Шахтеры рассказали. Берзин глухим голосом произнес:
— Надо к ним лучше присмотреться, а если враги, лакеи господские, то не церемониться.
— Нет, — остановил его Мандриков. — Ты, Август, не прав. Мы не будем заниматься террором. Шахтеры должны сами наказать тех, кто предает рабочее дело.
— Так как же быть сейчас? — вернулся к волновавшему всех вопросу Булат. — Понимаете, что получилось? Побывал ночью ваш товарищ, хорошо говорил, за сердце шахтеров взял. Решили, значит, забастовку начать. А утром колчаковцы… — он замялся, не зная, как выразить свою мысль. За него продолжил Клещин;
— Вроде как провокация получилась. Мол, смотрите, шахтеры, что с вами будет, если против начальства пойдете. Тут еще Малинкин и Кулемин воду мутят. Они, наверное, и донесли про забастовку.
— Плохо на душе у горняков, — попытался смягчить слова Клещина Булат.

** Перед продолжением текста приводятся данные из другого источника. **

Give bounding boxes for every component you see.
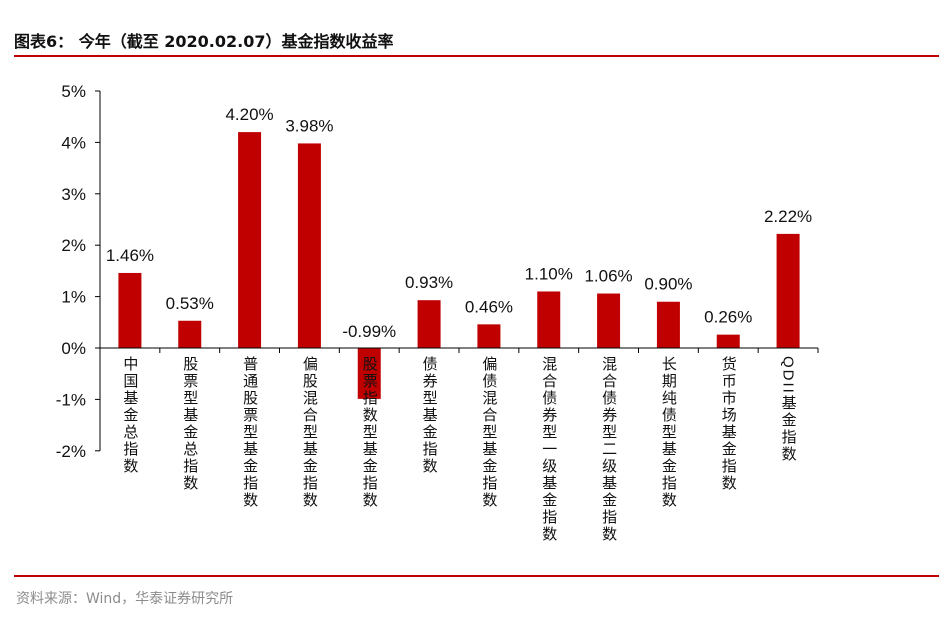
y-tick-label: -2% — [56, 442, 86, 461]
source-note: 资料来源：Wind，华泰证券研究所 — [16, 591, 234, 607]
bar — [776, 233, 800, 348]
value-label: 0.53% — [166, 294, 214, 313]
bar — [537, 291, 561, 348]
top-rule — [14, 55, 939, 57]
bar — [716, 334, 740, 348]
bar — [297, 143, 321, 348]
y-tick-label: 1% — [61, 288, 86, 307]
bar — [118, 272, 142, 348]
category-label: QDII基金指数 — [780, 356, 797, 463]
category-label: 偏股混合型基金指数 — [301, 356, 318, 509]
value-label: 0.26% — [704, 308, 752, 327]
bar — [417, 300, 441, 348]
y-tick-label: 3% — [61, 185, 86, 204]
y-tick-label: 4% — [61, 133, 86, 152]
y-tick-label: -1% — [56, 390, 86, 409]
value-label: 4.20% — [225, 105, 273, 124]
category-label: 股票型基金总指数 — [181, 356, 198, 492]
value-label: -0.99% — [342, 322, 396, 341]
category-label: 股票指数型基金指数 — [361, 356, 378, 509]
bar — [477, 324, 501, 348]
value-labels: 1.46% 0.53% 4.20% 3.98% -0.99% 0.93% 0.46% 1.10… — [106, 105, 812, 341]
bar — [357, 348, 381, 399]
category-label: 混合债券型一级基金指数 — [540, 356, 557, 543]
chart-title: 图表6： 今年（截至 2020.02.07）基金指数收益率 — [14, 32, 394, 51]
value-label: 1.06% — [584, 267, 632, 286]
bar — [597, 293, 621, 348]
bottom-rule — [14, 575, 939, 577]
value-label: 2.22% — [764, 207, 812, 226]
value-label: 0.93% — [405, 273, 453, 292]
category-label: 中国基金总指数 — [121, 356, 138, 475]
category-label: 债券型基金指数 — [421, 356, 438, 475]
y-tick-label: 5% — [61, 82, 86, 101]
category-label: 普通股票型基金指数 — [241, 356, 258, 509]
y-tick-label: 2% — [61, 236, 86, 255]
bar — [238, 132, 262, 348]
value-label: 1.10% — [525, 264, 573, 283]
x-axis — [99, 347, 819, 353]
bars — [118, 132, 800, 399]
bar — [178, 320, 202, 348]
category-label: 长期纯债型基金指数 — [660, 356, 677, 509]
category-label: 混合债券型二级基金指数 — [600, 356, 617, 543]
bar — [656, 301, 680, 348]
value-label: 3.98% — [285, 116, 333, 135]
value-label: 1.46% — [106, 246, 154, 265]
value-label: 0.90% — [644, 275, 692, 294]
y-tick-label: 0% — [61, 339, 86, 358]
category-label: 货币市场基金指数 — [720, 356, 737, 492]
y-axis: 5% 4% 3% 2% 1% 0% -1% -2% — [56, 82, 101, 461]
category-labels: 中国基金总指数 股票型基金总指数 普通股票型基金指数 偏股混合型基金指数 股票指数型基金… — [121, 356, 796, 543]
value-label: 0.46% — [465, 297, 513, 316]
category-label: 偏债混合型基金指数 — [480, 356, 497, 509]
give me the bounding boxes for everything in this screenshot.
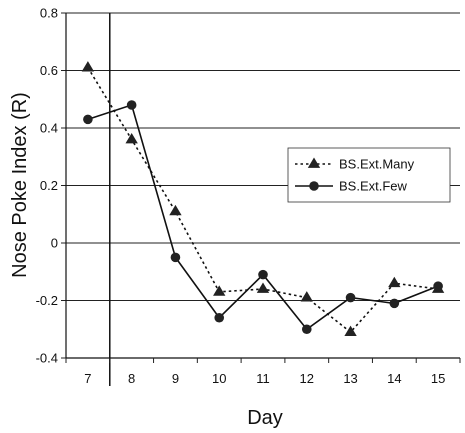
circle-marker [433,281,443,291]
x-tick-label: 15 [431,371,445,386]
x-axis-title: Day [247,407,283,429]
triangle-marker [81,61,95,72]
circle-marker [126,100,137,110]
chart-axes [65,13,460,359]
x-tick-label: 7 [84,371,91,386]
grid-lines [61,12,460,359]
triangle-marker [300,291,313,302]
legend-item: BS.Ext.Many [295,157,415,172]
legend: BS.Ext.Many BS.Ext.Few [287,147,451,203]
circle-marker [309,181,319,191]
x-tick-label: 10 [212,371,226,386]
series-bs-ext-few [83,100,443,335]
circle-marker [389,298,400,309]
circle-marker [214,312,225,323]
legend-label: BS.Ext.Many [339,157,415,172]
y-tick-label: 0.4 [40,121,58,136]
triangle-marker [169,204,182,216]
y-tick-label: -0.2 [36,293,58,308]
legend-item: BS.Ext.Few [295,179,408,194]
x-tick-label: 13 [343,371,357,386]
triangle-marker [307,157,321,168]
x-tick-label: 14 [387,371,401,386]
y-tick-label: 0.6 [40,63,58,78]
circle-marker [345,292,356,303]
triangle-marker [344,325,357,337]
y-tick-labels: -0.4 -0.2 0 0.2 0.4 0.6 0.8 [36,6,58,366]
circle-marker [301,324,312,335]
x-tick-label: 12 [300,371,314,386]
circle-marker [83,114,93,125]
triangle-marker [256,282,270,293]
y-tick-label: -0.4 [36,351,58,366]
legend-box [287,147,451,203]
legend-items: BS.Ext.Many BS.Ext.Few [295,157,415,194]
series-line [87,103,439,331]
data-series [81,61,445,337]
circle-marker [170,252,181,263]
y-tick-label: 0 [51,236,58,251]
triangle-marker [125,133,138,144]
y-axis-title: Nose Poke Index (R) [9,92,31,278]
series-bs-ext-many [81,61,445,337]
x-tick-label: 9 [172,371,179,386]
y-tick-label: 0.2 [40,178,58,193]
triangle-marker [213,285,226,296]
triangle-marker [388,276,401,288]
x-tick-label: 8 [128,371,135,386]
x-tick-labels: 7 8 9 10 11 12 13 14 15 [65,358,461,386]
y-tick-label: 0.8 [40,6,58,21]
legend-label: BS.Ext.Few [339,179,408,194]
circle-marker [258,269,268,280]
x-tick-label: 11 [256,371,270,386]
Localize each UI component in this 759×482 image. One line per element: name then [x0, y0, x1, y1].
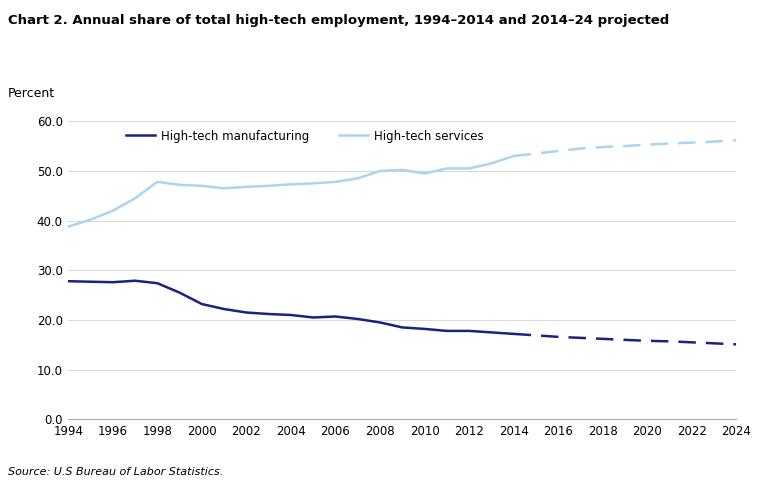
Text: Source: U.S Bureau of Labor Statistics.: Source: U.S Bureau of Labor Statistics.	[8, 467, 223, 477]
Text: Chart 2. Annual share of total high-tech employment, 1994–2014 and 2014–24 proje: Chart 2. Annual share of total high-tech…	[8, 14, 669, 27]
Text: Percent: Percent	[8, 87, 55, 100]
Legend: High-tech manufacturing, High-tech services: High-tech manufacturing, High-tech servi…	[121, 125, 489, 147]
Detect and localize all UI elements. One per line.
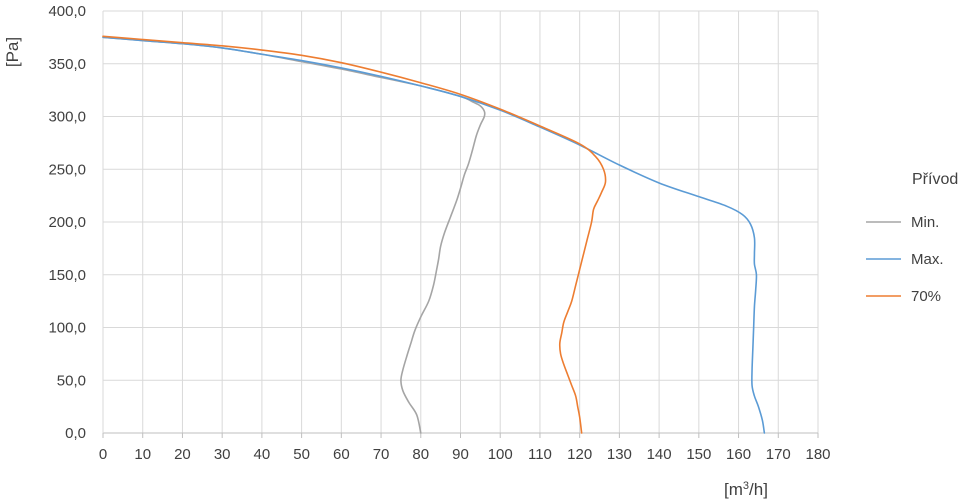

— Мы понимаем, сейчас надо… — Мандриков не договорил. Стук в дверь заставил его замолчать. Все насторожились. Мелькнула тревожная мысль: «колчаковцы!» Мандриков и Август вытащили браунинги, появилось оружие и у шахтеров. Берзин тихо подошел к двери. Стук повторился — осторожный, негромкий, но настойчивый. Берзин спросил:
— Кто?
— Я… Титов… откройте, — послышался за дверью нетерпеливый голос радиотелеграфиста.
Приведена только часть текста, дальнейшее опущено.